Como postula esta proposta de estudo, historicamente, o surgimento do sofá tem versões inúmeras e, em alguns pontos, contraditórias. Consensualmente, o sofá apareceu no antigo Oriente Médio  como trono nos impérios árabes. Ainda que com outra configuração, o formato aqui estudado (três lugares) teria sua origem, no entanto, em Roma.

 

Na sociedade romana, o sofá se encontrava com o comedor, conhecido como triclinum. Um jogo de três sofás era colocado ao redor de uma mesa baixa e os homens descansavam enquanto comiam (às mulheres se reservavam as cadeiras convencionais - o que justifica que tenha sido nesse contexto que se encontram os primeiros registros da duvidosa blague popular repetida ainda hoje Mulher é igual sofá: todo ano é bom trocar). 

 

O sofá era originalmente um móvel elitizado e foi só com a formação das cidades e, após o alto período de industrialização e divisão do trabalho, que o sofá se converteu em artigo imprescindível nas casas de classe média e baixa.
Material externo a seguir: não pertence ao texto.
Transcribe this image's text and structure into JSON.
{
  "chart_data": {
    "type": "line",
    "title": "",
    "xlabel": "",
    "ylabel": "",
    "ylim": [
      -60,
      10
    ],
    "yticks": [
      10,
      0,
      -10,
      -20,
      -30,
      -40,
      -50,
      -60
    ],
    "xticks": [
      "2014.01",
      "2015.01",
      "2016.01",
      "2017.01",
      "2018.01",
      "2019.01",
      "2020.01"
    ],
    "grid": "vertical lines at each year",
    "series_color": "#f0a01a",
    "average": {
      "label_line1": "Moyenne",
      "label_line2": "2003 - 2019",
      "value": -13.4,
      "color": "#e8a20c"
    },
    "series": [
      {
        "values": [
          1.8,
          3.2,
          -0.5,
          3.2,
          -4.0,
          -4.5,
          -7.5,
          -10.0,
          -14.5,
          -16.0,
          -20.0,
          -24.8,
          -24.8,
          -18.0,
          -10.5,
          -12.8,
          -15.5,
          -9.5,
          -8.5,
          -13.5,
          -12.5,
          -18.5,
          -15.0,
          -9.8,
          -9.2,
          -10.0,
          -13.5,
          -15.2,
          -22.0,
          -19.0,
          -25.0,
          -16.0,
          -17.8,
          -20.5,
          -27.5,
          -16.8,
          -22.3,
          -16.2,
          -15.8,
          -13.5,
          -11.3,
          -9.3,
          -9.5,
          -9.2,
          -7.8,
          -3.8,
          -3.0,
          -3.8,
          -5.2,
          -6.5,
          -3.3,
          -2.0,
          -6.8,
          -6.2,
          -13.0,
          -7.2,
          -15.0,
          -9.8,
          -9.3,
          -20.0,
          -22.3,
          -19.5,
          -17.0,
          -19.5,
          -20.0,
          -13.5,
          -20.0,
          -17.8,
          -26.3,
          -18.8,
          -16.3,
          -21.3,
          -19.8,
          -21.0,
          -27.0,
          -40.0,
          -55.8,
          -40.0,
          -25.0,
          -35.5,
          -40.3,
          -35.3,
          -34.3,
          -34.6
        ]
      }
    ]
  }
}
É recorrente, assim, um parente passar o sofá a outro ou a um conhecido do parente – geralmente, nas classes baixas é ganho um sofá “que tá novo”, segundo quem doa, mas incute-se aí uma complexa troca que leva este estudo a uma segunda pergunta: “Quem Vai Ficar com o Sofá?”.

 

Se um personagem dos quadros da classe baixa (o chamaremos de Alfa) recebe o repasse de um sofá avariado de um parente ou conhecido do parente, quem receberá o sofá ainda mais avariado que Alfa porventura futuramente terá necessidade de se desfazer?

 

Nesse ponto, podemos abrir dentro do conceito de Paradigma do Sofá ainda uma terceira pergunta: “Quais os Motivos Mais Comuns Que Levam Alguém a se Livrar de um Sofá?”. Ampliando a projeção do estudo para campos como arquitetura, terceira idade e planejamento familiar, alcançamos seis (6) situações-modelo de como o sofá vai parar na esquina, no rio ou, mesmo (em cidades litorâneas é ocorrência freqüente), no mar.   

 

São as situações-modelo: 1) A troca do sofá no mês do décimo terceiro - essa situação-modelo envolve as ciências economicas, sociólogia e políticas dentro do Paradigma. 2) Um sofá "que tá novo" é recebido de parente ou pela intermediação de parente - caso de Alfa. 3) O sofá não passa na porta da casa ou apartamento na hora da mudança. 4) O marido e a mulher, que estão se separando, não chegam a um consenso de quem fica com o sofá. 5) O sofá apresenta forma, cheiro e/ou textura “incomuns”, muitas vezes, por conta de chuvas e enxurradas - geralmente, este é o mesmo sofá da situação 2; e, co-relato, 5-b) Fenômenos naturais, como chuva ou furacões, arrastam o sofá. E, por último, 6) O sofá se associa a figura de um parente (geralmente idoso) que, quando morto, leva o sofá a ser colocado “para quem quiser levar”. Essa última ocorrência reflete um motivo muito comum dentro do Paradigma do Sofá. Geralmente acredita-se que, colocando o sofá na rua, “alguém acaba pegando”. Há quem estenda, nominalmente, a essa função a definição de “serviço público”.

 

Como metodologia, é do escopo desta proposta de estudo entrevistas com restauradores de sofás e a apuração e tabulação do mercado dos diferentes tipos de capas para sofá. Dada a inexistência de estudos neste sentido, como parte final e meta deste estudo, será levantada, como possibilidade, a criação de Secretaria Municipal Pública voltada ao recolhimento e exibição dos sofás deixados à disposição, numa espécie de “roda dos enjeitados” dos sofás.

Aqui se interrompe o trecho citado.